Dad looked for a likely spot to penetrate the forest.
But on both sides of the road a high snake-fence arose, a fence too high for any horse to jump.
There would be no time to dismount, tear down a panel of the fence, lead his horse through, and repair the gap so that the guerrillas’ sharp eyes would not detect the recent break.
So on he galloped, hoping for a gate or a lane farther ahead.
With a deal of wriggling Dad got his right arm out of his jacket and managed to wind the jacket itself roughly around his left arm, that a trail of bloodspots on the road’s dust might not mark his path to his pursuers.
Around another bend swept the galloping roan. And now both forest and snake-fence stopped abruptly, to continue a furlong farther on. The intervening space was filled by a soft, green lawn dotted with trees, and cut off from the road by a four-foot stone wall.
Far back on the lawn and bowered by oaks stood a rambling house of colonial style.
On its pillared front porch sat the littlest and daintiest woman imaginable. She was in black and wore a little, frilled, white apron. Her grayish hair formed a mass of soft curls around her forehead. On her lap was a basket of knitting.
All these details Dad’s eyes saw without fairly grasping them as he galloped into view. And his heart sank.
He had heard of Southern women’s splendid loyalty to “the cause.” This woman would assuredly tell his pursuers that she had seen a man in Yankee uniform ride past. She would add that he was very palpably wounded.
Thus would die his last hope that they might give extra time by pausing to beat up the woods for him.
Dad was turning away from his fleeting glance to scan the road ahead for a lane or other opening, when suddenly he shifted his gaze in astonishment back toward the white-columned portico.
The little woman had sprung to her feet with the agility of a child and was waving her knitting to him in frantic summons.
He had traversed fully half the length of the cleared lawn’s space as he saw the signal. Acting on lightning instinct, he reined in his mount, wheeled him to one side, and put him at the wall.
The roan, with a mighty effort, cleared the obstacle, came down heavily on all fours on the springy turf of the lawn, and bounded toward the house.
The little lady had run down the steps and was jumping up and down in wild excitement in the driveway.
“Tumble off, quick!” she ordered. “Get into the hall there and shut the door behind you. I’ll tie your horse in that magnolia copse over yonder. It’s so thick-grown I guess they’d hunt a week before suspicioning a critter was hid there.”
Dad rolled out of the saddle in dazed obedience, staggered weakly up the steps and into a broad hall that bisected the house from front to rear. The dim coolness struck him like a blow. He groped for a horsehair sofa that he could just distinguish in the half-light, sank down on it, and slid helplessly from its slippery seat to the polished floor--in a dead faint.
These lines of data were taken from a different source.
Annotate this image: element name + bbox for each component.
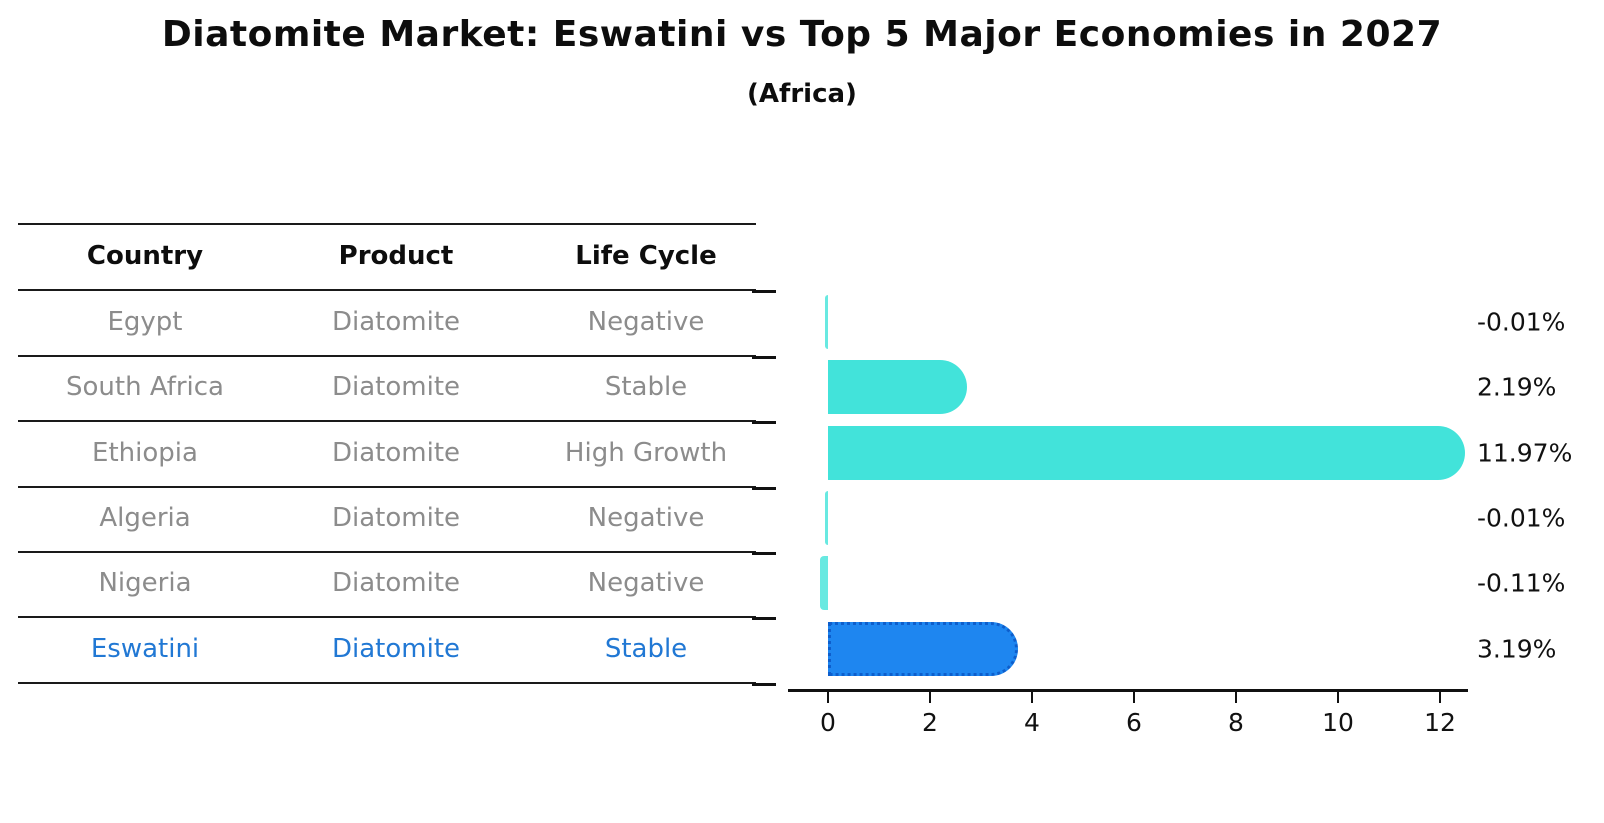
table-rule [18, 551, 756, 553]
x-axis-tick [1031, 692, 1033, 703]
table-cell-product: Diatomite [331, 503, 461, 533]
table-cell-life-cycle: Stable [604, 372, 688, 402]
x-axis-tick [929, 692, 931, 703]
x-axis-tick-label: 2 [922, 708, 938, 737]
bar-nigeria [819, 556, 828, 610]
y-tick [752, 683, 776, 686]
table-cell-country: South Africa [66, 372, 224, 402]
y-tick [752, 617, 776, 620]
bar-ethiopia [828, 426, 1466, 480]
bar-value-label: -0.01% [1477, 503, 1566, 533]
x-axis-tick-label: 6 [1126, 708, 1142, 737]
table-rule [18, 355, 756, 357]
table-cell-life-cycle: Negative [587, 307, 705, 337]
x-axis-tick-label: 8 [1228, 708, 1244, 737]
table-cell-product: Diatomite [331, 307, 461, 337]
x-axis-tick-label: 4 [1024, 708, 1040, 737]
table-rule [18, 420, 756, 422]
x-axis-tick [1337, 692, 1339, 703]
x-axis-tick [827, 692, 829, 703]
y-tick [752, 487, 776, 490]
table-cell-life-cycle: Negative [587, 503, 705, 533]
column-header-product: Product [338, 241, 454, 271]
bar-eswatini [828, 622, 1018, 676]
bar-algeria [824, 491, 828, 545]
x-axis-tick [1439, 692, 1441, 703]
chart-subtitle: (Africa) [747, 79, 857, 109]
table-cell-product: Diatomite [331, 438, 461, 468]
table-rule [18, 289, 756, 291]
table-cell-country: Nigeria [98, 568, 192, 598]
y-tick [752, 421, 776, 424]
table-cell-country: Ethiopia [92, 438, 198, 468]
table-cell-product: Diatomite [331, 372, 461, 402]
table-rule [18, 223, 756, 225]
bar-value-label: 3.19% [1477, 634, 1557, 664]
y-tick [752, 356, 776, 359]
bar-value-label: -0.11% [1477, 568, 1566, 598]
y-tick [752, 290, 776, 293]
column-header-country: Country [86, 241, 204, 271]
table-rule [18, 616, 756, 618]
bar-value-label: 11.97% [1477, 438, 1573, 468]
x-axis-tick-label: 12 [1424, 708, 1456, 737]
table-rule [18, 682, 756, 684]
bar-south-africa [828, 360, 967, 414]
table-cell-life-cycle: Stable [604, 634, 688, 664]
table-cell-life-cycle: High Growth [564, 438, 728, 468]
column-header-life-cycle: Life Cycle [575, 241, 717, 271]
table-cell-country: Algeria [99, 503, 191, 533]
table-rule [18, 486, 756, 488]
x-axis-line [788, 689, 1468, 692]
table-cell-product: Diatomite [331, 568, 461, 598]
y-tick [752, 552, 776, 555]
table-cell-country: Egypt [107, 307, 183, 337]
chart-title: Diatomite Market: Eswatini vs Top 5 Majo… [161, 14, 1443, 55]
table-cell-life-cycle: Negative [587, 568, 705, 598]
x-axis-tick-label: 0 [820, 708, 836, 737]
x-axis-tick [1133, 692, 1135, 703]
bar-value-label: -0.01% [1477, 307, 1566, 337]
table-cell-country: Eswatini [90, 634, 200, 664]
x-axis-tick [1235, 692, 1237, 703]
bar-egypt [824, 295, 828, 349]
table-cell-product: Diatomite [331, 634, 461, 664]
x-axis-tick-label: 10 [1322, 708, 1354, 737]
bar-value-label: 2.19% [1477, 372, 1557, 402]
Within a minute he opened his eyes and broke into a fit of strangled coughing. A most horrible odor had gripped his sense of smell.
Above him knelt the little woman. In one hand she held a bunch of feathers tom from a duster; in the other a still lighted match. A fume of smoke from the feathers spoke eloquently of the odor’s origin.
“Nothing like burning a bunch of feathers under a body’s nose to bring them out of a fainting fit,” she was saying cheerily. “Don’t look so wild, man. You’re safe enough. Or you will be presently. Can you stand up? Try.”
Dad called on all his failing strength and, helped by the little lady and a hand on the sofa-arm, reeled to his feet.
“So!” she approved. “Now, you just lean on me and on the banisters. We’ve got some climbing to do. Your horse is safe hid. And the men that were chasing you have ridden past. But they’ll be back.”